Conclusion The flared end covered metal stents significantly migrate despite the theories behind the design. Direct cost implications of this should be sought. There appears to be no association between aetiology, length of stricture, previous endoscopic therapy or where the stent was placed and subsequent migration.

Competing interests None declared.

References 1. Kullman E, Frozanpor F, Soderland C, et al. Covered versus uncovered self-expandable nitinol stents in the palliative treatment of malignant distal biliary obstruction: results from a randomised, multicenter study. Gastrointest Endosc 2010;72:915–23.

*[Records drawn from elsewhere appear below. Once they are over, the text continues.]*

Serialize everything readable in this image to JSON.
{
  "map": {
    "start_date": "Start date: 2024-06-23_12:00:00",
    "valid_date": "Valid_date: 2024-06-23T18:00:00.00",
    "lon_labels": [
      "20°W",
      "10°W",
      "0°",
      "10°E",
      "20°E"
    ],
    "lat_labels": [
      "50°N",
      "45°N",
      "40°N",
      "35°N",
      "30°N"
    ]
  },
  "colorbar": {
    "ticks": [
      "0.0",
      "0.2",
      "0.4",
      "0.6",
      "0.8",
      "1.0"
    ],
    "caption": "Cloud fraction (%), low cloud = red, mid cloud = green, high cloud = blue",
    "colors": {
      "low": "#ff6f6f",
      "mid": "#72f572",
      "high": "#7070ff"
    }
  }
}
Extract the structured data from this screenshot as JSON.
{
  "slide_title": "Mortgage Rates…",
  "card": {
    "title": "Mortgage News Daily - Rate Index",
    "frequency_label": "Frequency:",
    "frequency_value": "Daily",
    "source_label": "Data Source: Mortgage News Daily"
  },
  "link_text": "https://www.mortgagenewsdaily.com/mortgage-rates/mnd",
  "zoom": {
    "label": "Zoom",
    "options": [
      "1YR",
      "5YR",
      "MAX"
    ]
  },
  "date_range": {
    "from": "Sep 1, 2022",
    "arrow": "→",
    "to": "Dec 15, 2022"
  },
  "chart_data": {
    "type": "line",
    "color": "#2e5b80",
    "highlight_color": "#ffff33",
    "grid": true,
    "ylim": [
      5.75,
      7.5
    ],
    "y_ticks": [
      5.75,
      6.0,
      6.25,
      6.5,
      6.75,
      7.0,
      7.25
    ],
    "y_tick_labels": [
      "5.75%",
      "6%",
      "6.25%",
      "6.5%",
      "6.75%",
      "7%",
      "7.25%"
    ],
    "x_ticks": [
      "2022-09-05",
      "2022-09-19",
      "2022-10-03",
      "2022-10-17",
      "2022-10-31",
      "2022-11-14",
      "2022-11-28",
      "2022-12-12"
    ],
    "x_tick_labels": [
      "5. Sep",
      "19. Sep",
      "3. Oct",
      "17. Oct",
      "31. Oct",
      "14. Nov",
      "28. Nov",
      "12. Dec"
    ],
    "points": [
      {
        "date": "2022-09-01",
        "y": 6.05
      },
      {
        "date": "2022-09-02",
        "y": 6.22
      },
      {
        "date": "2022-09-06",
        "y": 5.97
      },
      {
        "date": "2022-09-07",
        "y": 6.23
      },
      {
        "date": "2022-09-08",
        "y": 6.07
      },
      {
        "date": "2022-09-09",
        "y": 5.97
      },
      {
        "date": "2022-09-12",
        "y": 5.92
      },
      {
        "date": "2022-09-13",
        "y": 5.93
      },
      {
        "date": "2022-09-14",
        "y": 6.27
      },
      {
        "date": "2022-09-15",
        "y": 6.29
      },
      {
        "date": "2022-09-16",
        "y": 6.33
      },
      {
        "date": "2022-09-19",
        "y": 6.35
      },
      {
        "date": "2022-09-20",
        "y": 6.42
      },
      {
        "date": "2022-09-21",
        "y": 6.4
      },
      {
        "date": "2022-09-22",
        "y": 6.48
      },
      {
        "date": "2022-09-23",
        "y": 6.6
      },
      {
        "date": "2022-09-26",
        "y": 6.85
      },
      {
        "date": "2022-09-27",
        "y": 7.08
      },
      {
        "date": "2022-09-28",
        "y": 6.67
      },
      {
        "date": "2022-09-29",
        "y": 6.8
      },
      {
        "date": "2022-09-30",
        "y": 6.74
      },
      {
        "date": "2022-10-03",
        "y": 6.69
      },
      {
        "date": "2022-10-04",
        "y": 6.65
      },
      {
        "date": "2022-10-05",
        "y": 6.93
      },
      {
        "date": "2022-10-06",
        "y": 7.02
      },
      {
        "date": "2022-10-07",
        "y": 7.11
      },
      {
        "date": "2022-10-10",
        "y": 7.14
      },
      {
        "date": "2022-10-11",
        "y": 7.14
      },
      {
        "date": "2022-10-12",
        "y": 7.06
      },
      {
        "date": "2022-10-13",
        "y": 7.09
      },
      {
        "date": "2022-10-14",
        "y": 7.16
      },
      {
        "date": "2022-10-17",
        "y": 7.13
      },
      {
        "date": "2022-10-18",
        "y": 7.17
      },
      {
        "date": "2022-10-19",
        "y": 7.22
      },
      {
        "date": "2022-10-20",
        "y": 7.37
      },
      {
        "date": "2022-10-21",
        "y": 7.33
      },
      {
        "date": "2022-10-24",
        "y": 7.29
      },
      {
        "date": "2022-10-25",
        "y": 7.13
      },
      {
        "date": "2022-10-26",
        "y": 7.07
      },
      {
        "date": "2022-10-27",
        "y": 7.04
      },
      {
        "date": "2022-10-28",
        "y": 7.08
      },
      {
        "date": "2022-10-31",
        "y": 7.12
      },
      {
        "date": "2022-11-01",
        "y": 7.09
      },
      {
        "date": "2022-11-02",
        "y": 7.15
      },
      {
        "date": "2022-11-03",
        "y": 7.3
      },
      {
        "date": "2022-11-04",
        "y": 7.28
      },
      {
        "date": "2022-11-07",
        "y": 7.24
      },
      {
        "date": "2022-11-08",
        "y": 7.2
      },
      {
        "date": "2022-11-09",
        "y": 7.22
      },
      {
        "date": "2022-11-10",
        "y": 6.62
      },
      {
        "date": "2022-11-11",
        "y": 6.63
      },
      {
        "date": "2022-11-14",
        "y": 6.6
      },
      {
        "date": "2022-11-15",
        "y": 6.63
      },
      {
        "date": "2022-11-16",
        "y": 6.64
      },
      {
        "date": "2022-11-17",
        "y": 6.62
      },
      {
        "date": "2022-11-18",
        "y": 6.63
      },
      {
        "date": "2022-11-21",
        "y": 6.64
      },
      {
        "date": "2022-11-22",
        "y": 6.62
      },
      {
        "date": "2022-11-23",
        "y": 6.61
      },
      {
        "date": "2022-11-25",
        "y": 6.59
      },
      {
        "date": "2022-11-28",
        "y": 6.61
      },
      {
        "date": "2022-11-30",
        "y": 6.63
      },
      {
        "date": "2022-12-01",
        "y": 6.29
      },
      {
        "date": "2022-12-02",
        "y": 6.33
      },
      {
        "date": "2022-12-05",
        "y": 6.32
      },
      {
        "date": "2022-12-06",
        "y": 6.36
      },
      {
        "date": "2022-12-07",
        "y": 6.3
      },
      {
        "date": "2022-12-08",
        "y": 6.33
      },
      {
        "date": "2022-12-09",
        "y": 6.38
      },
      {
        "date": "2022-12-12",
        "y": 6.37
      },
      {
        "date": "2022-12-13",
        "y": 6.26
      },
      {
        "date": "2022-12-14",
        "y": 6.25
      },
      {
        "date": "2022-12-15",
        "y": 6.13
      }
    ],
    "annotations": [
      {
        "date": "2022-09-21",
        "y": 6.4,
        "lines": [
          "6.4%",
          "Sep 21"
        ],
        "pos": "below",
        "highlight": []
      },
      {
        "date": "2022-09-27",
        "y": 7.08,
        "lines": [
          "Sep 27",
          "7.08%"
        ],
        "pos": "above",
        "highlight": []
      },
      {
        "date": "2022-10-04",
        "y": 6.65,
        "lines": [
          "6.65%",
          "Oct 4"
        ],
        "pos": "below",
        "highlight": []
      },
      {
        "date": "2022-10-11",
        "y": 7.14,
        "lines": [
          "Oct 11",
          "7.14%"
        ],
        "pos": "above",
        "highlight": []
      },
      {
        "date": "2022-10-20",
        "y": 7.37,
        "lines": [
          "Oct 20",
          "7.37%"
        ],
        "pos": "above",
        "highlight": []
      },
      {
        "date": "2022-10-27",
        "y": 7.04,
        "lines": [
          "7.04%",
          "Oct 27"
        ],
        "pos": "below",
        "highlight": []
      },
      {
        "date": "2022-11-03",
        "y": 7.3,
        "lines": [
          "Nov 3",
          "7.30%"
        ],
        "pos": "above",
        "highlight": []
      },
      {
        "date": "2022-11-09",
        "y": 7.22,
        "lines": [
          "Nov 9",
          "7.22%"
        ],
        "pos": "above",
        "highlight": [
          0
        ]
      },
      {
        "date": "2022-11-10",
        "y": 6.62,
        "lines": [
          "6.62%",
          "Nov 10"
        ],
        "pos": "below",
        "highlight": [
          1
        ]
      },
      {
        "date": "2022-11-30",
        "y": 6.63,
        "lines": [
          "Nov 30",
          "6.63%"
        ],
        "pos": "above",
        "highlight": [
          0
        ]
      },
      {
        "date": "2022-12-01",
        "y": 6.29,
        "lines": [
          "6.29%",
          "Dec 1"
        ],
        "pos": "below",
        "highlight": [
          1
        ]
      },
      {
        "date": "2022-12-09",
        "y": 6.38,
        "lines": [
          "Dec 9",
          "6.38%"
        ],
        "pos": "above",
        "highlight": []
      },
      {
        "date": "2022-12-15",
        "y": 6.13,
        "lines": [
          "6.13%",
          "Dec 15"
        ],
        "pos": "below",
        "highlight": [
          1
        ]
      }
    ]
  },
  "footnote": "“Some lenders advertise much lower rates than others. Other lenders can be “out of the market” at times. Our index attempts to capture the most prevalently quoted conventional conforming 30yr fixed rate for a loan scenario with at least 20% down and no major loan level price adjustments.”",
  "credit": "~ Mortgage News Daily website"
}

2. Park do H, Song TJ, Eum J, et al. EUS—guided hepaticogastrostomy with a fully covered metal stent as the biliary diversion technique for an occluded biliary stent after a failed ERCP (with videos). Gastrointest Endosc 2010;71:413–19.

3. Park do H, Lee SS, Lee TH, et al. Anchoring flap versus flared end, fully covered self-expandable metal stents to prevent migration in patients with benign biliary strictures: a multicentre, prospective, comparative pilot study (with videos). Gastrointest Endosc 2011;73:64–70.

4. Han YM, Gin GY, Lee SO, et al. Flared polyurethane covered self-expandable Nitinol stent for malignant biliary obstruction. J Vasc Interv Radiol 2003;14:1291–301.